Wheeler will likely be confirmed by the Senate, which has shown an utter inability to function, much less demand qualified nominees to head federal agencies. We believe that Mr. Wheeler, a former coal lobbyist and architect in a decades-long campaign to discredit climate change science, is grossly unfit for this position. And even if we ignore the previous chapters in his career, there remains his deeply troubling and disqualifying record as acting EPA administrator since he took over the position last summer.

During his tenure, Mr. Wheeler has unveiled the EPA’s polluter-friendly replacement for the Clean Power Plan (with the EPA’s own data suggesting this replacement plan could result in as many as 1,400 premature deaths annually from air pollution by 2030); he has reduced air quality standards to accommodate polluters including here in Illinois; he has acted to restrict consideration of scientific evidence in regulatory rule-makings; and he has moved to freeze federal requirements for improving fuel efficiency standards in automobiles. For the first time in four years carbon emissions have risen and referrals by the EPA of polluter crimes to the Justice Department are at the lowest point in 30 years.
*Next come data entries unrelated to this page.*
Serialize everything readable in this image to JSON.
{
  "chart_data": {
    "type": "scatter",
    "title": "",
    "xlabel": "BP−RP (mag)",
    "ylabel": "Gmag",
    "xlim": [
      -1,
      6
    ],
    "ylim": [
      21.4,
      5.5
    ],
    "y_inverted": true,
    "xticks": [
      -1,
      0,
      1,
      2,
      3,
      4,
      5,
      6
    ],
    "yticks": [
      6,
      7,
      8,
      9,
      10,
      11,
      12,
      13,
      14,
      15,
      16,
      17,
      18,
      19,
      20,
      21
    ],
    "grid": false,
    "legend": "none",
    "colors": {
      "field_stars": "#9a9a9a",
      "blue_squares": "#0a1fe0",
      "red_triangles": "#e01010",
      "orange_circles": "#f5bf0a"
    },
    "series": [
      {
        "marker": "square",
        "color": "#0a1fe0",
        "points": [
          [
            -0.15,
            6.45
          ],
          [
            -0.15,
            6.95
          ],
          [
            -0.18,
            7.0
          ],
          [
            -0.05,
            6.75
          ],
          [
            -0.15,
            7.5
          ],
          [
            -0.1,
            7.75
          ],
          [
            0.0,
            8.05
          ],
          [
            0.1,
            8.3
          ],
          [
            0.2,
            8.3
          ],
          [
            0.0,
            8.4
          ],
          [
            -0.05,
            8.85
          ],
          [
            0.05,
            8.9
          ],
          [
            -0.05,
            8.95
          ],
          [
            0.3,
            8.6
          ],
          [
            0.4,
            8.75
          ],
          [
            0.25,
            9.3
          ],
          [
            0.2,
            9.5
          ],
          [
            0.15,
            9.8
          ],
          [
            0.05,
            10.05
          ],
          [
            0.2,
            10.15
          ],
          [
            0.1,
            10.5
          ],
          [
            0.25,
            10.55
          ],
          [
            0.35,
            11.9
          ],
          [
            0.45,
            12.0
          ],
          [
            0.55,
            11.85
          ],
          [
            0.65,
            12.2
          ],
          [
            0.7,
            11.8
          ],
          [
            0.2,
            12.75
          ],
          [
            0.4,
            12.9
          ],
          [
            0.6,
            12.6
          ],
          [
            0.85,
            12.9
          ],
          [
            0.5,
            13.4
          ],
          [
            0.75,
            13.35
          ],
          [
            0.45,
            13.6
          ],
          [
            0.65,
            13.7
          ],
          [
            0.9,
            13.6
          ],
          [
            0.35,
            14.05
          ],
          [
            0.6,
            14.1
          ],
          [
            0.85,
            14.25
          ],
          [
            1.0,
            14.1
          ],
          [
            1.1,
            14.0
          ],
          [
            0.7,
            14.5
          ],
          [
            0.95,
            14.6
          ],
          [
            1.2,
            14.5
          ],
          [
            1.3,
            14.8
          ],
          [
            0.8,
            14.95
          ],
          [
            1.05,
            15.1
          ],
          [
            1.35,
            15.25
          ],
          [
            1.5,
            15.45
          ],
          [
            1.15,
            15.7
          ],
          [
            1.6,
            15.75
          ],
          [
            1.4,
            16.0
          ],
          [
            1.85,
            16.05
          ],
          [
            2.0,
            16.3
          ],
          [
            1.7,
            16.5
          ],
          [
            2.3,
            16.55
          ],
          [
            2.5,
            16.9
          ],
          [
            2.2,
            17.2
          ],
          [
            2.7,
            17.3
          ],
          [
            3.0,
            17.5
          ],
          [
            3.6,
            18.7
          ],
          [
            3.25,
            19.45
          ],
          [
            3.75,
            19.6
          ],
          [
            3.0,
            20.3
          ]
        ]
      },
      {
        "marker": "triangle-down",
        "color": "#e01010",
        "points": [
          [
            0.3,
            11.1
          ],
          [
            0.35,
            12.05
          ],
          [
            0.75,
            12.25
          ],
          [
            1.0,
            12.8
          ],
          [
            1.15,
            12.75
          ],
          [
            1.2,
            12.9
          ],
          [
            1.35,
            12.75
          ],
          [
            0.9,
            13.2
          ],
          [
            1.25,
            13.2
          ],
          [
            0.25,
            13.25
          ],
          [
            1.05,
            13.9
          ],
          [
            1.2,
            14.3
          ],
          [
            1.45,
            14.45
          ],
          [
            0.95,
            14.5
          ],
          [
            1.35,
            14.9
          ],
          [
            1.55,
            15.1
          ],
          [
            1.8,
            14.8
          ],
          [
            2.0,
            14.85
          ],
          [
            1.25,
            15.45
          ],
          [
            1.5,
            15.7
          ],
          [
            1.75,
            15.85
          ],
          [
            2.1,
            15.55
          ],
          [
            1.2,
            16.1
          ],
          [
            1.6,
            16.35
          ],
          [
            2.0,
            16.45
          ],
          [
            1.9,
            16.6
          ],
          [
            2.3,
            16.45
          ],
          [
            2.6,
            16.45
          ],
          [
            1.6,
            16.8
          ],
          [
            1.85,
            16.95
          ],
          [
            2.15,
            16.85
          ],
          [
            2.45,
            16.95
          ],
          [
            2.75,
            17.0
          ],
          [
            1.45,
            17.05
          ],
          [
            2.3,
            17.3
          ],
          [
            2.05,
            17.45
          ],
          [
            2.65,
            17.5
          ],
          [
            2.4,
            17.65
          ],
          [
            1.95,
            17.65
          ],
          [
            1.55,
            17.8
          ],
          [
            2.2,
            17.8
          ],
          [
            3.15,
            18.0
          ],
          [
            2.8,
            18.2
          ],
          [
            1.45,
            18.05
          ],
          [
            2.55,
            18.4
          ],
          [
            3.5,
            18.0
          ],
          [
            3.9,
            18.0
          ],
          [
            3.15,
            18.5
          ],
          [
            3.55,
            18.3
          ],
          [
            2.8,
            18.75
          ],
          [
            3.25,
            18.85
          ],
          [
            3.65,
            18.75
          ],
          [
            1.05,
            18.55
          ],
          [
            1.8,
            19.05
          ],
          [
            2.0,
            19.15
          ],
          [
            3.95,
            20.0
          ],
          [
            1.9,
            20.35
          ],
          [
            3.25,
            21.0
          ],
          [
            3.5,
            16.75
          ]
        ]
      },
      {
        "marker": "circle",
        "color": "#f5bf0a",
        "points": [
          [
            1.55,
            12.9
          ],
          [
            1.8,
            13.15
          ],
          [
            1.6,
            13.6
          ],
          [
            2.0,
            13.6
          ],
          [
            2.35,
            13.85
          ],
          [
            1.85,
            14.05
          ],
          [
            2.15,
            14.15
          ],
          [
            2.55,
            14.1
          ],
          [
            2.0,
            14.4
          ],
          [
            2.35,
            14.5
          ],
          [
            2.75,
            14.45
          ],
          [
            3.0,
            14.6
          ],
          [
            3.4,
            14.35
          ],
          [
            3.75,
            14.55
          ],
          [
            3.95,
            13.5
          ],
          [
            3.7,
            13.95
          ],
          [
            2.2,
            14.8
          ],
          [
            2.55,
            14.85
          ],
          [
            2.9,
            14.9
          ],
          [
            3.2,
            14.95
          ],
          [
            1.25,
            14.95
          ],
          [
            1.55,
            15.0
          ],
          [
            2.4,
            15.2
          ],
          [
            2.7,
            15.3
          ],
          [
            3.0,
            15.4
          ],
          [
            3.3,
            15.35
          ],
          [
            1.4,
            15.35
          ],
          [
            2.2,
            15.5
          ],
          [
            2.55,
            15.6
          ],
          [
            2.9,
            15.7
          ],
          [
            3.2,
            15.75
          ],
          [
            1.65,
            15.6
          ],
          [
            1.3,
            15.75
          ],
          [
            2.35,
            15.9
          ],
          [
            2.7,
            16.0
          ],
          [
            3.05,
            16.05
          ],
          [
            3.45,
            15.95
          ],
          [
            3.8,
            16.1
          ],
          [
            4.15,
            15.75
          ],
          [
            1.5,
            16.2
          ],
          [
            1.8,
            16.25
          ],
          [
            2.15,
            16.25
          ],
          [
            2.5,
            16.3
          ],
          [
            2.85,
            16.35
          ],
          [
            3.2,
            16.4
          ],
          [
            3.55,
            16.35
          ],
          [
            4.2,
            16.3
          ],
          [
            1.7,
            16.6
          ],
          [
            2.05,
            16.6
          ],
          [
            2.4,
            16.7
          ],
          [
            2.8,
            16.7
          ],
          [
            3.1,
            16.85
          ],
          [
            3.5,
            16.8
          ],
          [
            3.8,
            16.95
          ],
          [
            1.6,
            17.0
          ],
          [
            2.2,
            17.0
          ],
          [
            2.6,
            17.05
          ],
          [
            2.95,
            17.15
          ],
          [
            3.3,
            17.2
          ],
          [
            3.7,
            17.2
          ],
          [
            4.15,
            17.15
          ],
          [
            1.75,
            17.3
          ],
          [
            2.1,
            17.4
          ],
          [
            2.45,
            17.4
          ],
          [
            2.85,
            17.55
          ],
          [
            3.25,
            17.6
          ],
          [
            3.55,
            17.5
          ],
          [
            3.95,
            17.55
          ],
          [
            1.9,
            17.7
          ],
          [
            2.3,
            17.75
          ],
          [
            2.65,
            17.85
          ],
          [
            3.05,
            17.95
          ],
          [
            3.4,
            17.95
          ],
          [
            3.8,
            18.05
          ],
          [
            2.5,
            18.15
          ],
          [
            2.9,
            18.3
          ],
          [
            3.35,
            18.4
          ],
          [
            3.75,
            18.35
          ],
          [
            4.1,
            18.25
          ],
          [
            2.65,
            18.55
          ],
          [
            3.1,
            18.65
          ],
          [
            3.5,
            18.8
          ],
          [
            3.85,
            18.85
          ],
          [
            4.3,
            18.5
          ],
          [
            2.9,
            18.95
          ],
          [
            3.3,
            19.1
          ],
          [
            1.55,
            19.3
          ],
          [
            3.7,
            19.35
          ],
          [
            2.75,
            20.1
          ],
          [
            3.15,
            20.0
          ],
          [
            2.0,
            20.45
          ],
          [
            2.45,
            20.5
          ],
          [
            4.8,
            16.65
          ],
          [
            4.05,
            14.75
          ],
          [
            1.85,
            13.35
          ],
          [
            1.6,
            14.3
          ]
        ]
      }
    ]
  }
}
During the recent holiday season alone Wheeler announced a series of insidious rule changes that bring devastating impacts to public health. He has proposed eliminating Obama-era pollution controls for new coal-fired power plants; he has unraveled the EPA’s success of protecting wetlands and sources of clean drinking water; and he has moved to strip the EPA of its ability to regulate mercury pollution as a matter of public health — keep in mind that mercury is a known neurotoxin.

These are not the actions of someone committed to environmental protection, nor they are the actions of anyone who is qualified to lead the EPA. These are instead the actions of someone intent on obliterating decades of bipartisan support for clean air and water protections, and on prioritizing polluter profits over protections for human health. His rollback agenda is subsidizing the cost of business for polluters and shifting undue balance on to the health and welfare of ordinary people.

In the event that Mr. Wheeler is confirmed by the Senate, it will be time for Illinois to act. We are calling on Attorney General Kwame Raoul to continue his predecessor’s exceptional record of challenging these rollbacks in court and we hope Gov. J.B. Pritzker will provide his administration’s full support. Our state must hold the line against Wheeler’s agenda, and adopt the strongest protections of public health and enact laws that ensure human lives are not sacrificed for profits.

If enough states commit strong environmental and public health regulations, it will force polluters to reduce their impacts, regardless of rollbacks at the federal level. Wheeler is wrong for the job at the EPA, but no matter his fate, it’s time for Illinois to step up.

Jerry Adelmann is the president and CEO of Openlands, one of the nation’s oldest metropolitan conservation organizations.